A seulement 21 ans, à l’âge où la plupart d’entre nous s’alcoolisent dans les soirées étudiantes des centre-ville universitaires, Xavier Dolan réalisait déjà son deuxième long-métrage. On comprendra donc aisément que le film ait les défauts de ses qualités, les défauts de cette jeunesse trop narcissique, souvent maladroite, parfois maniérée, pour ne pas dire prétentieuse.
Si le film n’a pas l’authenticité de J’ai tué ma mère ni encore la maturité de Mommy, il n’en reste pas moins intéressant dans la vision du triangle amoureux qu’il nous offre. Une vision à la fois totalement fantasmée et tellement réaliste. Dolan s’y met en scène au summum de sa beauté et il faudra m’expliquer comment Monia Chokri n’a pas pu émerger après une interprétation comme la sienne.
Qui n’a jamais aimé en silence ? Qui n’a jamais attendu une réponse ou un coup de téléphone qui n’est jamais venu ? Qui n’a jamais pardonné un retard pourtant un peu trop long ? Qui ne s’est jamais imaginé des scénarios pleins d’espoirs avant une soirée ? Qui n’a jamais dit « je t’aime » à quelqu’un qui aurait « préféré qu’on reste amis » ? Qui n’a jamais été déçu en amour et ne s’en est jamais remis ? Qui n’a jamais connu la tristesse de l’abandon ? Qui n’a jamais connu l’amour ?
En effet, impossible de ne pas se reconnaitre dans ces personnages empêtrés dans leurs sentiments et prêts à tout pour « être en amour avec l’amour ». Et qui mieux que Dolan pour filmer avec autant de véracité ces sentiments, de l’amour naissant à la haine, en passant par la jalousie maladive, la déception ou l’abandon. Toutes ces sensations qui animent les personnages autant qu’ils ravivent des souvenirs en chacun de nous sont dépeints avec perfection.
Cinéma du sentiment et cinéma du mouvement. Chaque sourire, chaque caresse, chaque corps, chaque larme, chaque courbe, chaque nuage de fumée est sublimé. Tout ici est beau et triste. Nos amis ressemblent à James Dean (Xavier Dolan) et à Audrey Hepburn (Monia Chokri), tandis que le sujet de notre passion dévorante se transforme en un dieu grec aux cheveux d’ange (Niels Schneider). Tout est fantasme. Tout n’est qu’amour imaginaire.

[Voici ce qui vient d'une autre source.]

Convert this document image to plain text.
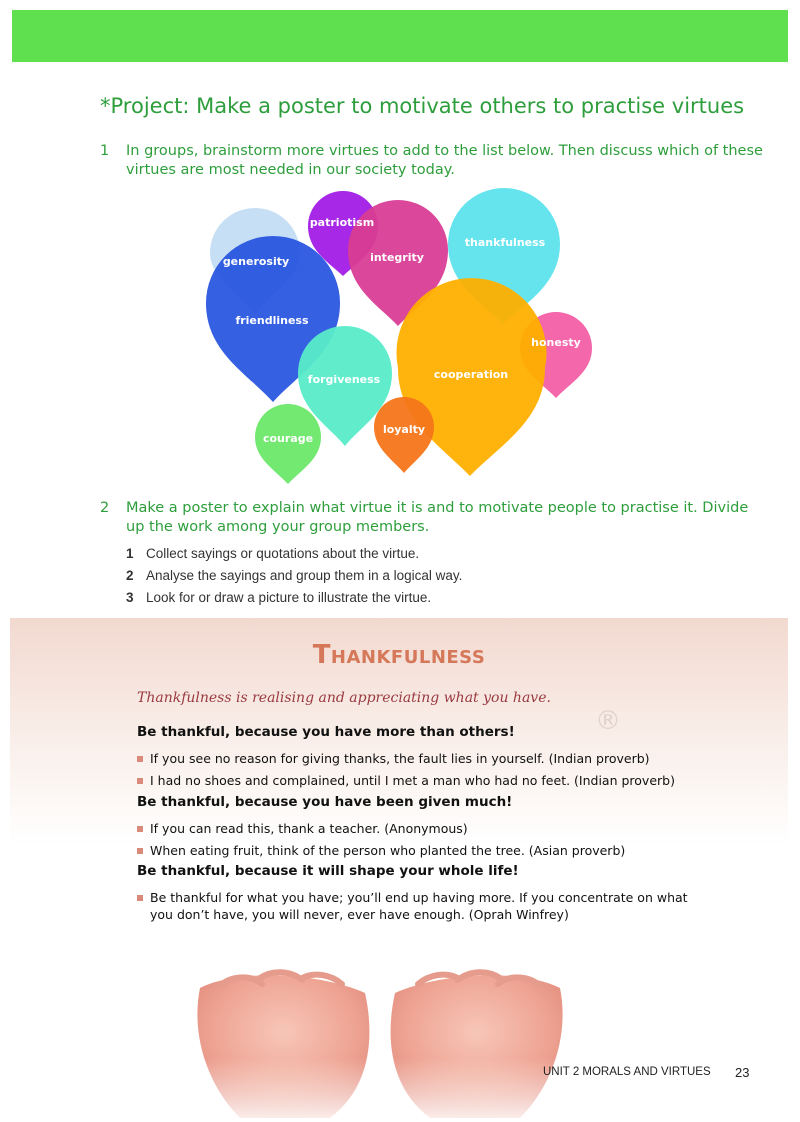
*Project: Make a poster to motivate others to practise virtues
1	In groups, brainstorm more virtues to add to the list below. Then discuss which of these virtues are most needed in our society today.
generosity
patriotism
integrity
thankfulness
friendliness
honesty
forgiveness	cooperation
loyalty
courage
2	Make a poster to explain what virtue it is and to motivate people to practise it. Divide up the work among your group members.
1 Collect sayings or quotations about the virtue.
2 Analyse the sayings and group them in a logical way.
3 Look for or draw a picture to illustrate the virtue.
Thankfulness
Thankfulness is realising and appreciating what you have.
®
Be thankful, because you have more than others!
If you see no reason for giving thanks, the fault lies in yourself. (Indian proverb)
I had no shoes and complained, until I met a man who had no feet. (Indian proverb)
Be thankful, because you have been given much!
If you can read this, thank a teacher. (Anonymous)
When eating fruit, think of the person who planted the tree. (Asian proverb)
Be thankful, because it will shape your whole life!
Be thankful for what you have; you’ll end up having more. If you concentrate on what you don’t have, you will never, ever have enough. (Oprah Winfrey)
UNIT 2 MORALS AND VIRTUES 23
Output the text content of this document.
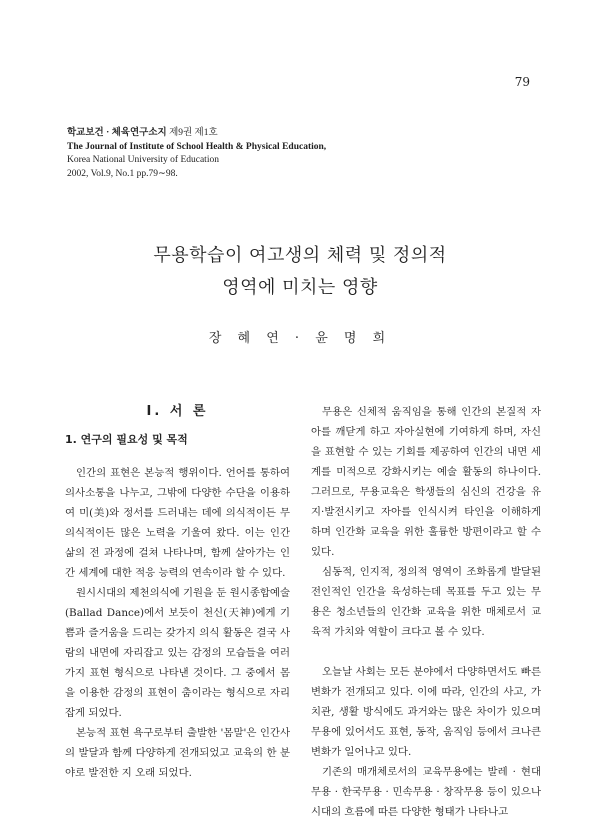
79
학교보건 · 체육연구소지 제9권 제1호
The Journal of Institute of School Health & Physical Education,
Korea National University of Education
2002, Vol.9, No.1 pp.79∼98.
무용학습이 여고생의 체력 및 정의적
영역에 미치는 영향
장 혜 연 · 윤 명 희
Ⅰ. 서 론
1. 연구의 필요성 및 목적

인간의 표현은 본능적 행위이다. 언어를 통하여 의사소통을 나누고, 그밖에 다양한 수단을 이용하여 미(美)와 정서를 드러내는 데에 의식적이든 무의식적이든 많은 노력을 기울여 왔다. 이는 인간 삶의 전 과정에 걸쳐 나타나며, 함께 살아가는 인간 세계에 대한 적응 능력의 연속이라 할 수 있다.

원시시대의 제천의식에 기원을 둔 원시종합예술(Ballad Dance)에서 보듯이 천신(天神)에게 기쁨과 즐거움을 드리는 갖가지 의식 활동은 결국 사람의 내면에 자리잡고 있는 감정의 모습들을 여러 가지 표현 형식으로 나타낸 것이다. 그 중에서 몸을 이용한 감정의 표현이 춤이라는 형식으로 자리잡게 되었다.

본능적 표현 욕구로부터 출발한 '몸말'은 인간사의 발달과 함께 다양하게 전개되었고 교육의 한 분야로 발전한 지 오래 되었다.

무용은 신체적 움직임을 통해 인간의 본질적 자아를 깨닫게 하고 자아실현에 기여하게 하며, 자신을 표현할 수 있는 기회를 제공하여 인간의 내면 세계를 미적으로 강화시키는 예술 활동의 하나이다. 그러므로, 무용교육은 학생들의 심신의 건강을 유지·발전시키고 자아를 인식시켜 타인을 이해하게 하며 인간화 교육을 위한 훌륭한 방편이라고 할 수 있다.

심동적, 인지적, 정의적 영역이 조화롭게 발달된 전인적인 인간을 육성하는데 목표를 두고 있는 무용은 청소년들의 인간화 교육을 위한 매체로서 교육적 가치와 역할이 크다고 볼 수 있다.

오늘날 사회는 모든 분야에서 다양하면서도 빠른 변화가 전개되고 있다. 이에 따라, 인간의 사고, 가치관, 생활 방식에도 과거와는 많은 차이가 있으며 무용에 있어서도 표현, 동작, 움직임 등에서 크나큰 변화가 일어나고 있다.

기존의 매개체로서의 교육무용에는 발레 · 현대무용 · 한국무용 · 민속무용 · 창작무용 등이 있으나 시대의 흐름에 따른 다양한 형태가 나타나고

Alors on reprochera au réalisateur sa prétention de vouloir jouer dans la cour des grands en s’inspirant, ou en copiant, des réalisateurs confirmés comme Christophe Honoré ou Wong Kar Wai. Certes, trop d’inspiration finit par tuer l’inspiration et, par moments, le film finit par ressembler davantage à une fiche technique de la Nouvelle Vague qu’à une œuvre originale. Mais il n’en demeure pas moins que les scènes inoubliables s’enchainent, tout comme les moments de grâce visuelle, auditive aussi, sur fond de Bang Bang chanté en Italien par Dalida ou de ces corps au ralenti sur Pass this on de The Knife.
Ce film est beau, imparfait, mais tellement beau. Un peu comme l’amour.
Finalement un peu comme ces amours imaginaires qui sont aussi un peu les nôtres.
Et n’oubliez jamais, l’amitié avant l’amour. L’amitié avant, toujours.